Music

Don Henley’s Next Act

The legendary musician taps his Texas roots for his first solo album in more than a decade

Photo: Danny Clinch

Henley at Caddo Lake, near his hometown of Linden, Texas.

Standing in a lounge in Nashville’s Hermitage Hotel, Don Henley is in desperate need of a bottle opener. He’s holding a glass bottle of water, but, alas, the cap isn’t a twist-off. “You have an opener?” he asks me. I don’t, but I try the old trick of hammering the cap off using the edge of a table. After a few loud, really loud, pounds, it finally pops off. Henley’s publicist pokes his head in the room, looking concerned. “Don’t worry,” Henley says. “We haven’t come to blows.”

Henley is known for his testy streak, but today he seems relaxed, maybe a bit tired, though eager to chat about his new solo album—his first in fifteen years—Cass County. It’s been referred to as Henley’s country record, but that does a disservice to the trove of country-inflected megahits Henley helped pen for the Eagles during their thirty-plus years together. Rather, Cass County is Henley’s Texas record, a return to his roots with Henley invoking memories from his formative years in Linden, his hometown in East Texas. As a kid, he would listen to the radio show Louisiana Hayride, a bad-boy version of the Grand Ole Opry. Broadcast from KWKH in nearby Shreveport, the show gave Elvis and Hank Williams their early breaks.
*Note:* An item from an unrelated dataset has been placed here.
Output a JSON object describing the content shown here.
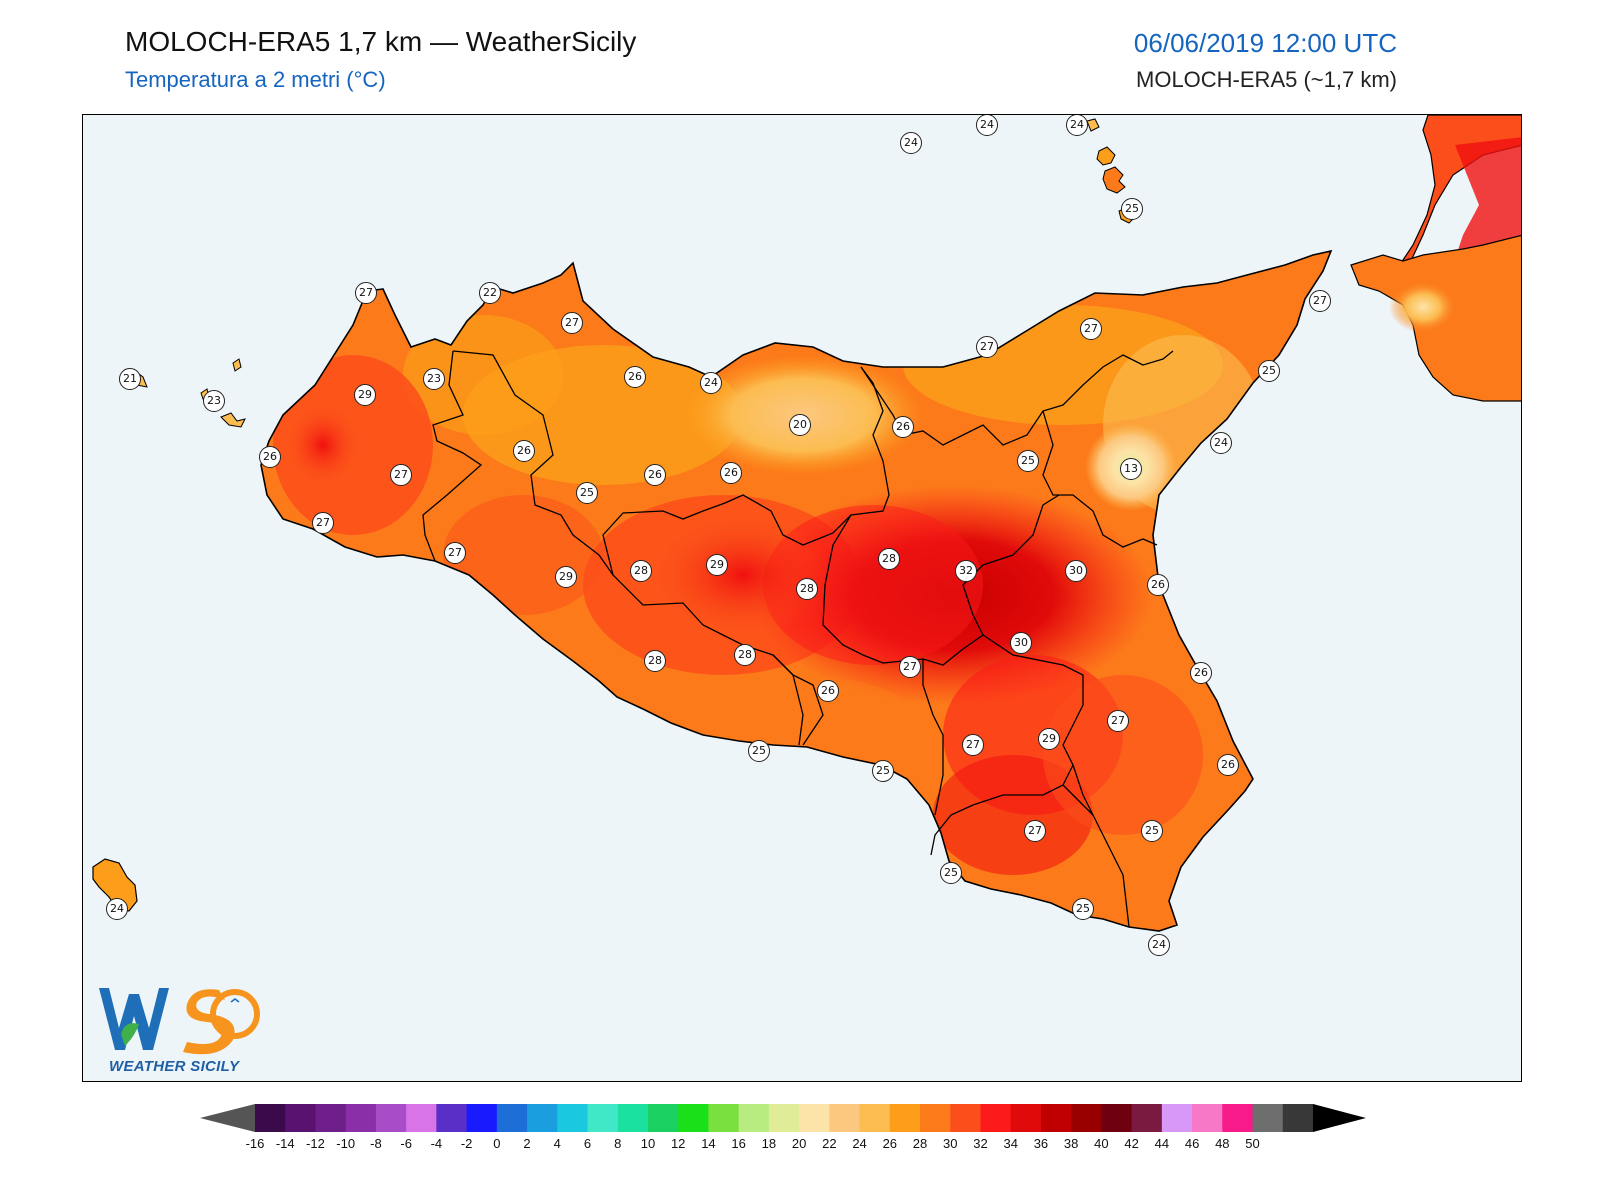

Drawing inspiration from the area he calls “where the Deep South meets the Old West,” Henley wrote some of the material for the album during several two-and-a-half-hour drives to Linden from where he now lives, in Dallas. Sometimes he would pull over to dictate lyrics into a recorder, other times he would just keep repeating a line until he got out of the car. “I usually start with a title and maybe a chorus,” he says. “The hardest part is the connective tissue. Eventually all the blanks get filled in. It’s still a mysterious process to me.”


 


Henley actually began working on Cass County in 2010, but due to touring obligations with the Eagles, he could devote himself to it only in spurts. The Eagles wrapped up their latest road stint in July, and while Henley won’t confirm that the band is finished, he says he’s tired of “being a jukebox.” Henley cowrote many of the songs with his longtime collaborator Stan Lynch (the ex-drummer for Tom Petty and the Heartbreakers), who helped polish the music into a pristine-sounding collection of ballads and a few honky-tonk numbers. During sessions in Dallas, Henley says, “Stan and I would just brainstorm—pace the floor, drinking coffee.”

If the songwriting process was deliberate, choosing the special guests was even more so. The album features a dream team of talent: Dolly Parton, Merle Haggard, Vince Gill, Alison Krauss, and Lucinda Williams all make appearances, while Martina McBride sings on one of the album highlights, “That Old Flame,” a driving rocker that spins the tale of a past lover who unexpectedly reappears. Mick Jagger and Miranda Lambert join Henley on a gorgeous, weepy version of “Bramble Rose,” a track originally written by another Texas-born musician, Tift Merritt. Jagger not only sings but also plays harmonica. “The song reminds me of ‘Wild Horses,’ the country period when the Stones were hanging out with Gram Parsons,” Henley says. “Everyone was chosen for how they sing, not just what the lyrics were. I’m flabbergasted they all said yes.”

“‘Bramble Rose’ has a timeless feel, and Don is an artist who has a deep understanding of sound and melody,” says Lambert. “It was the perfect choice for our collaboration.”

For someone who has sold a gazillion records and written some of the most seminal songs in the modern music canon, Henley is unexpectedly self-deprecating when it comes to his solo work. He wonders if anyone will care what a now sixty-eight-year-old will have to say, given our youth-obsessed culture, and he’s bothered by the ageism that’s rife within the music industry.

Dude, I tell him, you’re Don freaking Henley. “It doesn’t matter,” he says, his voice rising. “Merle Haggard is Merle freaking Haggard, George Jones is George freaking Jones, but they’re still relegated to the heritage channel on the radio. That ain’t right.” Some of us older folks have wisdom to impart, he continues. “There aren’t any trucks or beer on this album. This is an album for grown-ups, for people that have done some living.”